Conference Coverage

Monkeypox presentations, prevention strategies shifting


 

FROM IDWEEK 2022

Three months after the World Health Organization declared monkeypox a public health emergency, clinical presentations and vaccination strategies are evolving.

New areas of concern include transmissions among people experiencing homelessness and severe cases in immunocompromised persons.

Agam K. Rao, MD, with the Poxvirus and Rabies Branch of the Centers for Disease Control and Prevention, updated the global picture during an annual scientific meeting on infectious diseases: As of Oct. 14, the confirmed worldwide cases number 73,288, with more than one-third of them (27,317) in the United States. Case counts in the United States, however, have been decreasing since early August.

Cases have been most commonly found in men who have sex with men (MSM), though monkeypox has also been diagnosed in cisgender and transgender women, children, and men who do not report recent sex with other men.

Shift away from White men

Dr. Rao described a demographic shift in infections from White, non-Hispanic men early on to non-Hispanic Black and Hispanic men.

“There’s a lot of emphasis right now at CDC to try to understand these spreads, whether they are household [transmission] or another contact. We know that some of the women have had sexual contact with men who were diagnosed with monkeypox,” Dr. Rao said.

In children under age 12, direct skin-to-skin contact with household members seems to be the source, she said. In adolescents, as in adults, the main source seems to be male-male consensual sex.

“And just as in adults, Black and Hispanic children have been disproportionately affected,” she said.

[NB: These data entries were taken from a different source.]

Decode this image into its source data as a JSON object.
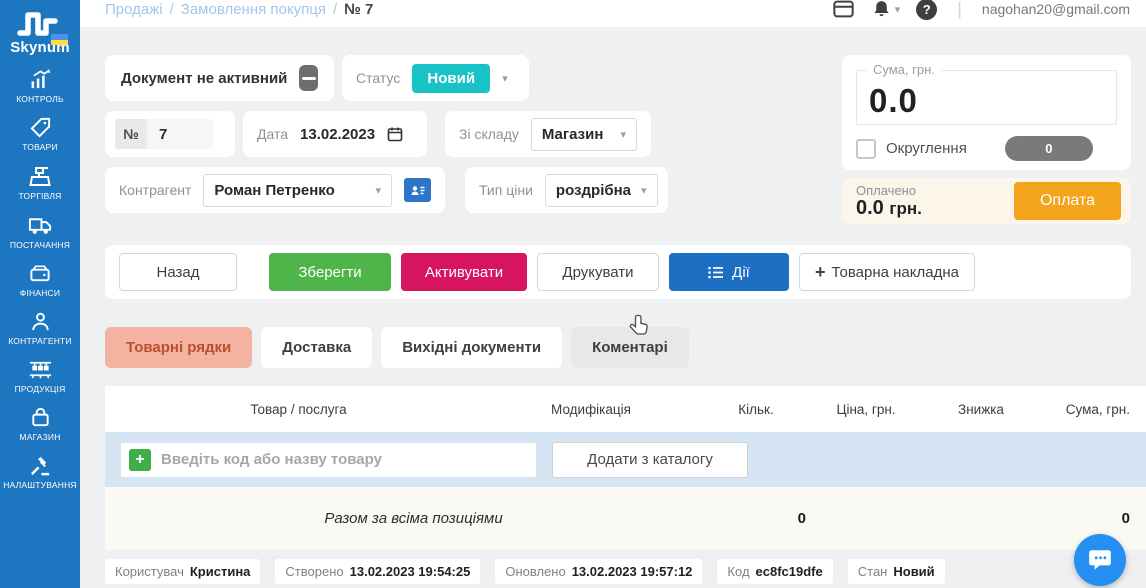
{
  "app": {
    "brand": "Skynum"
  },
  "icons": {
    "caret_down": "▾",
    "slash": "/",
    "plus": "+",
    "divider": "|",
    "help": "?"
  },
  "header": {
    "breadcrumb": {
      "sales": "Продажі",
      "order": "Замовлення покупця",
      "current": "№ 7"
    },
    "user_email": "nagohan20@gmail.com"
  },
  "sidebar": {
    "items": [
      {
        "label": "КОНТРОЛЬ",
        "icon": "chart-growth-icon"
      },
      {
        "label": "ТОВАРИ",
        "icon": "tag-icon"
      },
      {
        "label": "ТОРГІВЛЯ",
        "icon": "cash-register-icon"
      },
      {
        "label": "ПОСТАЧАННЯ",
        "icon": "truck-icon"
      },
      {
        "label": "ФІНАНСИ",
        "icon": "wallet-icon"
      },
      {
        "label": "КОНТРАГЕНТИ",
        "icon": "person-icon"
      },
      {
        "label": "ПРОДУКЦІЯ",
        "icon": "production-icon"
      },
      {
        "label": "МАГАЗИН",
        "icon": "shop-icon"
      },
      {
        "label": "НАЛАШТУВАННЯ",
        "icon": "settings-icon"
      }
    ]
  },
  "document": {
    "active_toggle_label": "Документ не активний",
    "status_label": "Статус",
    "status_value": "Новий",
    "number_label": "№",
    "number_value": "7",
    "date_label": "Дата",
    "date_value": "13.02.2023",
    "warehouse_label": "Зі складу",
    "warehouse_value": "Магазин",
    "counterparty_label": "Контрагент",
    "counterparty_value": "Роман Петренко",
    "price_type_label": "Тип ціни",
    "price_type_value": "роздрібна"
  },
  "summary": {
    "total_label": "Сума, грн.",
    "total_value": "0.0",
    "rounding_label": "Округлення",
    "rounding_value": "0",
    "paid_label": "Оплачено",
    "paid_value": "0.0",
    "paid_currency": "грн.",
    "pay_button": "Оплата"
  },
  "actions": {
    "back": "Назад",
    "save": "Зберегти",
    "activate": "Активувати",
    "print": "Друкувати",
    "actions_menu": "Дії",
    "goods_invoice": "Товарна накладна"
  },
  "tabs": [
    {
      "label": "Товарні рядки",
      "active": true
    },
    {
      "label": "Доставка",
      "active": false
    },
    {
      "label": "Вихідні документи",
      "active": false
    },
    {
      "label": "Коментарі",
      "active": false
    }
  ],
  "table": {
    "columns": [
      "Товар / послуга",
      "Модифікація",
      "Кільк.",
      "Ціна, грн.",
      "Знижка",
      "Сума, грн."
    ],
    "add_input_placeholder": "Введіть код або назву товару",
    "add_from_catalog": "Додати з каталогу",
    "totals": {
      "label": "Разом за всіма позиціями",
      "qty": "0",
      "sum": "0"
    }
  },
  "footer": {
    "chips": [
      {
        "label": "Користувач",
        "value": "Кристина"
      },
      {
        "label": "Створено",
        "value": "13.02.2023 19:54:25"
      },
      {
        "label": "Оновлено",
        "value": "13.02.2023 19:57:12"
      },
      {
        "label": "Код",
        "value": "ec8fc19dfe"
      },
      {
        "label": "Стан",
        "value": "Новий"
      }
    ]
  },
  "colors": {
    "sidebar_blue": "#1c76c0",
    "status_teal": "#18c3c6",
    "save_green": "#4fb54a",
    "activate_magenta": "#d61460",
    "actions_blue": "#1d6fc3",
    "pay_orange": "#f4a41c",
    "active_tab_salmon": "#f4b2a0",
    "add_row_blue": "#d5e5f4",
    "chat_fab_blue": "#2590f2"
  }
}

No sustained spread outside MSM

Dr. Rao said that so far there has been no sustained spread detected beyond the MSM community. A CDC study of inmates in Cook County Jail in Chicago at the end of September, she noted, found no secondary cases.

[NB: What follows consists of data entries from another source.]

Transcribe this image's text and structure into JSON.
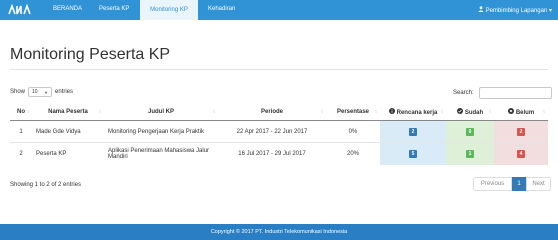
{
  "nav": {
    "logo_icon": "brand-logo-icon",
    "items": [
      {
        "label": "BERANDA"
      },
      {
        "label": "Peserta KP"
      },
      {
        "label": "Monitoring KP",
        "active": true
      },
      {
        "label": "Kehadiran"
      }
    ],
    "user_icon": "user-icon",
    "user_label": "Pembimbing Lapangan",
    "caret": "▾"
  },
  "page": {
    "title": "Monitoring Peserta KP"
  },
  "controls": {
    "show_label": "Show",
    "entries_value": "10",
    "entries_label": "entries",
    "search_label": "Search:",
    "search_value": ""
  },
  "table": {
    "headers": [
      {
        "label": "No",
        "icon": ""
      },
      {
        "label": "Nama Peserta",
        "icon": ""
      },
      {
        "label": "Judul KP",
        "icon": ""
      },
      {
        "label": "Periode",
        "icon": ""
      },
      {
        "label": "Persentase",
        "icon": ""
      },
      {
        "label": "Rencana kerja",
        "icon": "info-circle-icon"
      },
      {
        "label": "Sudah",
        "icon": "check-circle-icon"
      },
      {
        "label": "Belum",
        "icon": "x-circle-icon"
      }
    ],
    "rows": [
      {
        "no": "1",
        "nama": "Made Gde Vidya",
        "judul": "Monitoring Pengerjaan Kerja Praktik",
        "periode": "22 Apr 2017 - 22 Jun 2017",
        "persentase": "0%",
        "rencana": "2",
        "sudah": "0",
        "belum": "2"
      },
      {
        "no": "2",
        "nama": "Peserta KP",
        "judul": "Aplikasi Penerimaan Mahasiswa Jalur Mandiri",
        "periode": "16 Jul 2017 - 29 Jul 2017",
        "persentase": "20%",
        "rencana": "5",
        "sudah": "1",
        "belum": "4"
      }
    ]
  },
  "pagination": {
    "info": "Showing 1 to 2 of 2 entries",
    "previous": "Previous",
    "current": "1",
    "next": "Next"
  },
  "footer": {
    "text": "Copyright © 2017 PT. Industri Telekomunikasi Indonesia"
  },
  "colors": {
    "primary": "#2f93d6",
    "footer": "#2a7fc4",
    "rencana_bg": "#d9ebf7",
    "sudah_bg": "#dff0d8",
    "belum_bg": "#f2dede"
  }
}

However, health care workers are another group that was suspected to be at higher risk given close contact with patients, although there have been only three confirmed exposures. Sharps injuries from unroofed lesions are tied to some of those confirmed or suspected cases.

“We do not recommend unroofing lesions,” she said. “We’re getting very good samples from just rigorous swabbing of the lesions.”

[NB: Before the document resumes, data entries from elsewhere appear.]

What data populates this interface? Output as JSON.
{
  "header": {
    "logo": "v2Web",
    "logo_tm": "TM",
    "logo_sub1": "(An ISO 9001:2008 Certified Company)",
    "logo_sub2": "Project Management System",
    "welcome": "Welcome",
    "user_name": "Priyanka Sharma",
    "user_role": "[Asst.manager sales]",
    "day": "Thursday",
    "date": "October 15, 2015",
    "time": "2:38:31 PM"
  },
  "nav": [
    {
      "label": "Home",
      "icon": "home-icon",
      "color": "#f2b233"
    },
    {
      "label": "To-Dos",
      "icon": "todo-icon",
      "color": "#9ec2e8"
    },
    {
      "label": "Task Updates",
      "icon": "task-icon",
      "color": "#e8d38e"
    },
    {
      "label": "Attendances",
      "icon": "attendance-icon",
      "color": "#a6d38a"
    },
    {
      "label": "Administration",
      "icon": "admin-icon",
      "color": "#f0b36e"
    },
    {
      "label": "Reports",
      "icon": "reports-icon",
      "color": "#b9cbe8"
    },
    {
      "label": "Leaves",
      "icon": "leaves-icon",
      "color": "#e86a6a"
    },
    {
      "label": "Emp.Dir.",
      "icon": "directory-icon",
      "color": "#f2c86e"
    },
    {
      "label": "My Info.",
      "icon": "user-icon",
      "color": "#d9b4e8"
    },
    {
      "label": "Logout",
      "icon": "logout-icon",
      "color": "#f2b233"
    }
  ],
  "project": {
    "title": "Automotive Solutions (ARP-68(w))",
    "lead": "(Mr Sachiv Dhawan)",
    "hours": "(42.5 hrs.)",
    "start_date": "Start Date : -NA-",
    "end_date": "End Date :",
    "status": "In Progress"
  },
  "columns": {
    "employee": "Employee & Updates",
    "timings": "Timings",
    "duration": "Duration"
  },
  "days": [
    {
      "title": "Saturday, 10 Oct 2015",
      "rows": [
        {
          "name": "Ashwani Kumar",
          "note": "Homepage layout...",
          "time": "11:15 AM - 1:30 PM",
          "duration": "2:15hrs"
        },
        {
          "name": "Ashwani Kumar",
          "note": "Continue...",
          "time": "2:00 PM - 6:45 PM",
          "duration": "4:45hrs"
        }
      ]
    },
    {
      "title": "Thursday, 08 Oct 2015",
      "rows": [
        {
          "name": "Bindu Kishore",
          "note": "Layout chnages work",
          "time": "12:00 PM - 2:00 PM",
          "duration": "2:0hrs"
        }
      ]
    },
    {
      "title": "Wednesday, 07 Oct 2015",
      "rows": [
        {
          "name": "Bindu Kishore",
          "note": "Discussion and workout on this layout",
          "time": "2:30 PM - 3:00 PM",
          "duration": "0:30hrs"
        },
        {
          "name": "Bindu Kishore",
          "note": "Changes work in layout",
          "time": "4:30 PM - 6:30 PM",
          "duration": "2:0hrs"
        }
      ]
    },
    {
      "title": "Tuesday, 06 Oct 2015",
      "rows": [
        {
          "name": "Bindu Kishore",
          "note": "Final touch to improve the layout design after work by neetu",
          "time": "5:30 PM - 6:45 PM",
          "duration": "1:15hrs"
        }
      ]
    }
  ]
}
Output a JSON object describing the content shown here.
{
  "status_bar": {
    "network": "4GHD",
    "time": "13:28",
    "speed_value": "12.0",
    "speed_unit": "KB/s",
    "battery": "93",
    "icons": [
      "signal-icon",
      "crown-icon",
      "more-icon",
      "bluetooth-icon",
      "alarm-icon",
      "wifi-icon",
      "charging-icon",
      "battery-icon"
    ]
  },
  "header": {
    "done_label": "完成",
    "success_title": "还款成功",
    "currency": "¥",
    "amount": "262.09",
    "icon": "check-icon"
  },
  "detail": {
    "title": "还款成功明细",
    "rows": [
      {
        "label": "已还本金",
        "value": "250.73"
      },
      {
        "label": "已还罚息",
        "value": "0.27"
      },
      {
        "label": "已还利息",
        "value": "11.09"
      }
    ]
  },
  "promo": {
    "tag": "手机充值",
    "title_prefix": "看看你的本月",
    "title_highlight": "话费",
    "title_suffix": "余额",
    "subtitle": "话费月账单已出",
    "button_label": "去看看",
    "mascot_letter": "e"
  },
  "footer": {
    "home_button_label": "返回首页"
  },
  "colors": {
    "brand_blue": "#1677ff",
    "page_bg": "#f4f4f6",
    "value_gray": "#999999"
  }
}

She said that the CDC is also monitoring “a few hundred” cases, some of them severe, among people experiencing homelessness.

“We are working to try to understand the exposures that have occurred to those individuals and whether transmission has occurred person-to-person,” Dr. Rao said.

Severe cases among immunocompromised

Also of concern are people with compromised immune systems owing to advanced HIV or organ or stem cell transplants.

Among immunocompromised persons, Dr. Rao said, “we’re seeing large necrotic lesions affecting a large percentage of body surface, lesions that continue to develop over weeks.”

Boghuma Titanji, MD, PhD, MSc, a physician-scientist at Emory University in Atlanta, and an emerging-disease specialist, addressed the difference in presentations between immunocompromised and immunocompetent patients.

She said the main distinction is the extent of the lesions. Patients with AIDS and very low CD4 counts, for instance, are presenting with more lesions and have a longer course of illness.

Dr. Rao said in an interview, “It’s really important to understand someone’s immune status and understand whether they are severely immunocompromised. If there is a concern that a person has monkeypox, also testing for HIV concurrently may be important. It could be a missed opportunity to evaluate for it, especially given the fact that these can occur together.”

Assessing the size and appearance of the lesions is important to understanding whether patients could develop severe infection, she said.